At 12:10 pm, how far at the boats from Bank A? How far are they from Bank B?

Which bank are they nearer to?

How far are they to the nearer bank?

Get that far and we'll go from there.

 

The river is 6" wide. Both Boats start(Boat A heading east), and meets Boat B at 4" from W shore. Boat A traveled 4" til meet and Boat B traveled 2" from E shore til meet. Now they both go on to other shore.

They have a quick beer. Both Boats start(Boat A heading west this trip), and meets Boat B at 2" from W shore. Boat A traveled 4' til meet and Boat B traveled 2" til meet. Now they go on to the other shore.

The reason being is the constant speed of the boats. Make sense?

You can use any boat velocities you want(as long as they are constant)......the symmetry will remain the same.

 

Both Boats take the same time to meet.....but different times to cross. Instead of 10 minute dock...make it 10 days.

 

Watch the first crossing from the north and the second crossing from the south.....and you will see what I mean.

 

The river is 6" wide. Both Boats start(Boat A heading east), and meets Boat B at 4" from W shore. Boat A traveled 4" til meet and Boat B traveled 2" from E shore til meet. Now they both go on to other shore.

They have a quick beer. Both Boats start(Boat A heading west this trip), and meets Boat B at 2" from W shore. Boat A traveled 4' til meet and Boat B traveled 2" til meet. Now they go on to the other shore.

The reason being is the constant speed of the boats.
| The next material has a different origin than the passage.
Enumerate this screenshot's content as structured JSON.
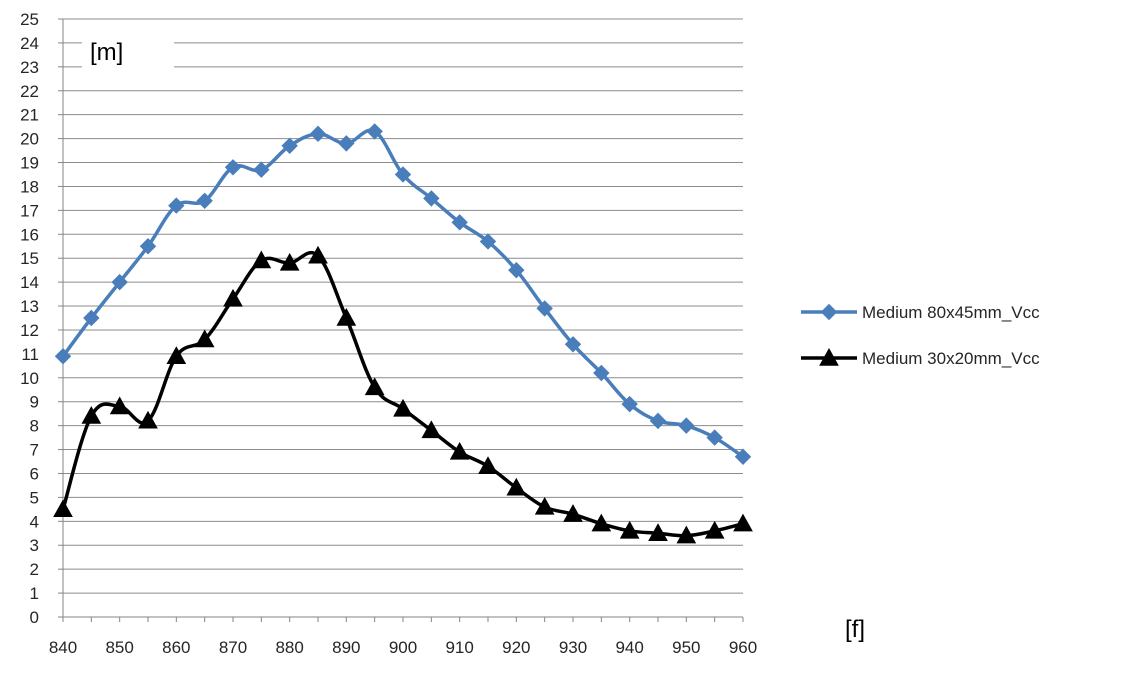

Make sense?

You can use any boat velocities you want(as long as they are constant)......the symmetry will remain the same.

You have artificially imposed a symmetry that just doesn't exist.

The boats are not going at the same speed. That is a GIVEN in the problem. Thus one boat will take LONGER to cross the river than the other. Each boat will stay at the opposite shore for ten minutes. The faster boat will arrive at the opposite shore sooner than the slower boat. Their ten minute holdover will start sooner than the slower boat's holdover. It will therefore end before the slower boat's holdover and the faster boat will start its return trip before slower boat starts its return trip. In fact, the faster boat may well start its return trip before the slower boat even arrives at its first stop.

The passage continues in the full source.